The European Medicines Agency (EMA) has launched a three-month public consultation on its Road Map to 2015.

The Agency is calling on all European and international partners and stakeholders - including patients’ and doctors’ organizations, the pharmaceutical industry and the public - to make their views known on the document - The European Medicines Agency Road Map to 2015: The Agency’s contribution to Science, Medicines, Health – by April 30.

The Road Map specifically identifies the following three priority areas for future action by the Agency:
- addressing public health needs by: stimulating R&D in areas of unmet medical needs or for neglected and rare diseases; facilitating new and innovative approaches to the development of medicines; and implementing effective preparedness plans to deal with public health threats;
- optimising the safe use of medicines by: strengthening the evidence base on benefits and risks following a medicine’s authorisation; applying novel pharmacovigilance methodologies and risk minimisation tools; taking patient experience into account for improved decision-making; and becoming a reference point on information about EMA-evaluated medicines; and
- facilitating access to medicines by: addressing the high attrition rate during the drug development process; improving its benefit/risk assessment model; and improving the quality and scientific and regulatory consistency of the review process.

Discussing this latter priority, the EMA notes that, despite increased research efforts, there is currently “a medicine development productivity gap,” and that this is due both to new development requirements and drugmakers’ “suboptimal management” of the process.
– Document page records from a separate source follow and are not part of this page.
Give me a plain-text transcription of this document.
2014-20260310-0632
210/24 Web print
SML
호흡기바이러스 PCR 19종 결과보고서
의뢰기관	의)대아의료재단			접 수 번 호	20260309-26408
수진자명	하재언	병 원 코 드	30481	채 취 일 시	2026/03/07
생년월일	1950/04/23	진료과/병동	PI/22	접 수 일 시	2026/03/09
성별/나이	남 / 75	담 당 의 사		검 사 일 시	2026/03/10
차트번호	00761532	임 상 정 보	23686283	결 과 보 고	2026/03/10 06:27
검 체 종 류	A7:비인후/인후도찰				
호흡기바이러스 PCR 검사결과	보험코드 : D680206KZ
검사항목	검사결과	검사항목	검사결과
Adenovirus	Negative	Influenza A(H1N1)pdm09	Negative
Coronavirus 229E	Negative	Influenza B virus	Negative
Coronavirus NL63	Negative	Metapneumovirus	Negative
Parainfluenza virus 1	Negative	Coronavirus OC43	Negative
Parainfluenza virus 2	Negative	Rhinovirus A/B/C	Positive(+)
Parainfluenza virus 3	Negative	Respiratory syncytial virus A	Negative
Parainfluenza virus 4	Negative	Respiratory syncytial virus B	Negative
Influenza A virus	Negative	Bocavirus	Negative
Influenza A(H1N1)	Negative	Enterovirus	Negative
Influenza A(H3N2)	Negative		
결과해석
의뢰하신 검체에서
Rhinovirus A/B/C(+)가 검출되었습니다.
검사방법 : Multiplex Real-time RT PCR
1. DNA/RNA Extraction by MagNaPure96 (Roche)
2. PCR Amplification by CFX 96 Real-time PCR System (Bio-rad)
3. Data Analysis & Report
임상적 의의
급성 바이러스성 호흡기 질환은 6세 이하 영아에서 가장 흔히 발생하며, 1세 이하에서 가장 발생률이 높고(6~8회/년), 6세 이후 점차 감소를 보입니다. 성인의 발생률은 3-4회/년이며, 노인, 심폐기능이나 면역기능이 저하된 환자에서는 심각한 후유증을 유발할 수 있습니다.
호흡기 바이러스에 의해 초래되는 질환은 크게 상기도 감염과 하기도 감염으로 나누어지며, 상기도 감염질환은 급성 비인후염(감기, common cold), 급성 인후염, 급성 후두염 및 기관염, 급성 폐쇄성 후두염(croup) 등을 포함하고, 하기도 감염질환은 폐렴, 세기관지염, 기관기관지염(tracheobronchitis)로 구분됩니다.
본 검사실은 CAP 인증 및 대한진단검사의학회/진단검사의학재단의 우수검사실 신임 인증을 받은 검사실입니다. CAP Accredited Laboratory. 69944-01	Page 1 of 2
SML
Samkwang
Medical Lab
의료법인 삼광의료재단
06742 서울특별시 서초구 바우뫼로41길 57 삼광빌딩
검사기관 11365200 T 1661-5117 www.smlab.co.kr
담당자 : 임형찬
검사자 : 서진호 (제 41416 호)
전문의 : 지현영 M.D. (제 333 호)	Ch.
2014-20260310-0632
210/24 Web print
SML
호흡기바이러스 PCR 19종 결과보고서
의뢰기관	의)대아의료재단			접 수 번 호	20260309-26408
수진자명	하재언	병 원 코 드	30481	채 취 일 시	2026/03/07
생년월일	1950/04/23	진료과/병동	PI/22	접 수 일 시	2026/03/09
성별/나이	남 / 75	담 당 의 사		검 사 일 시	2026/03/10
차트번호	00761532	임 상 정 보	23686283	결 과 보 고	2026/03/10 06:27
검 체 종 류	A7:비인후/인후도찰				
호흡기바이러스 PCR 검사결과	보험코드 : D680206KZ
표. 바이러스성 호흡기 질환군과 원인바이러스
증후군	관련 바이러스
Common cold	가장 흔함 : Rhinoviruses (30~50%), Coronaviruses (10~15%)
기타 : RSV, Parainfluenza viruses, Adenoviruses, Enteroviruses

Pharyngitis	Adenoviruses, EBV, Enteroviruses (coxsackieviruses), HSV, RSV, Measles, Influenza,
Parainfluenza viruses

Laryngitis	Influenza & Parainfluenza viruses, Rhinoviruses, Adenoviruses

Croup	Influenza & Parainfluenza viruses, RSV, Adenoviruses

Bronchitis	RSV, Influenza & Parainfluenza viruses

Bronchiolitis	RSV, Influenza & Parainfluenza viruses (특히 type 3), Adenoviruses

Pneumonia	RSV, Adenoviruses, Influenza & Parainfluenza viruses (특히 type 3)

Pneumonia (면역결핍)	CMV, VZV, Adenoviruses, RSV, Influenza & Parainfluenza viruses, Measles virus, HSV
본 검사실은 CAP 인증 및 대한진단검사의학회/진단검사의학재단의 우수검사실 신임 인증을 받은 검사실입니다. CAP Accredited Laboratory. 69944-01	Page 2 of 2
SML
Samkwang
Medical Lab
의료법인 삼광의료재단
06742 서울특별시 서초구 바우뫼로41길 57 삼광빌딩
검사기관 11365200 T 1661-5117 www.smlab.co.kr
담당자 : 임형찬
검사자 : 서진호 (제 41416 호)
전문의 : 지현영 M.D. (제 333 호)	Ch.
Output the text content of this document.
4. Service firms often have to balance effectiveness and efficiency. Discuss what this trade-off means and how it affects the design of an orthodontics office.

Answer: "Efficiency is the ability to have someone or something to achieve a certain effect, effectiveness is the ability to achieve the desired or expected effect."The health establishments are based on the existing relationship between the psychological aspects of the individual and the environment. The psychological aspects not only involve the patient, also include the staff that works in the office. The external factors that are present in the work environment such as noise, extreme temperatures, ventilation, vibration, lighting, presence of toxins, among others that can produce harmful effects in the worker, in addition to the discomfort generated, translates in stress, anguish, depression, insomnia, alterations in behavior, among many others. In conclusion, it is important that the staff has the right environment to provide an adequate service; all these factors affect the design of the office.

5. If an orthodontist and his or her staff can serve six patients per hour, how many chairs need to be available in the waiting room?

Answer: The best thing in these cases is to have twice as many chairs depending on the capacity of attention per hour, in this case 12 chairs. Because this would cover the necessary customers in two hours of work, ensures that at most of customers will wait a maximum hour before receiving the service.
It proposes to tackle these issues through a number of initiatives including: continuing efforts to optimise the scientific advice process; strengthening the involvement of stakeholders, particularly academics and patient groups, in drawing up medicines development guidelines; exploring whether the proven benefits of regulators engaging in early-phase development of pediatric medicines could be extended to the area of adult-use medicines; and exploring what incentives could be offered to the industry to make information from failed development projects available to the scientific community.

The EMA is also seeking a new platform for dialogue with the European Commission in order to improve the Agency’s input into the European Union (EU) research agenda for medicines, to complement current initiatives on fostering innovation such as the Innovative Medicines Initiative (IMI).

Improvements are also needed in the area of clinical trials, particularly in relation to the “current disconnection” between trials and EU scientific advice, it says, while the Commission’s impact assessment of proposed changes to the clinical trials legislation has revealed a need to establish an “overarching” regulatory process, covering all stages of medicine development up to licensing.

Finally, the EMA notes that the increasing globalisation of clinical research and manufacturing and its movement to low to middle-income countries needs careful consideration, and its plans here include further development and implementation of its strategy for acceptance of clinical trials conducted in third countries.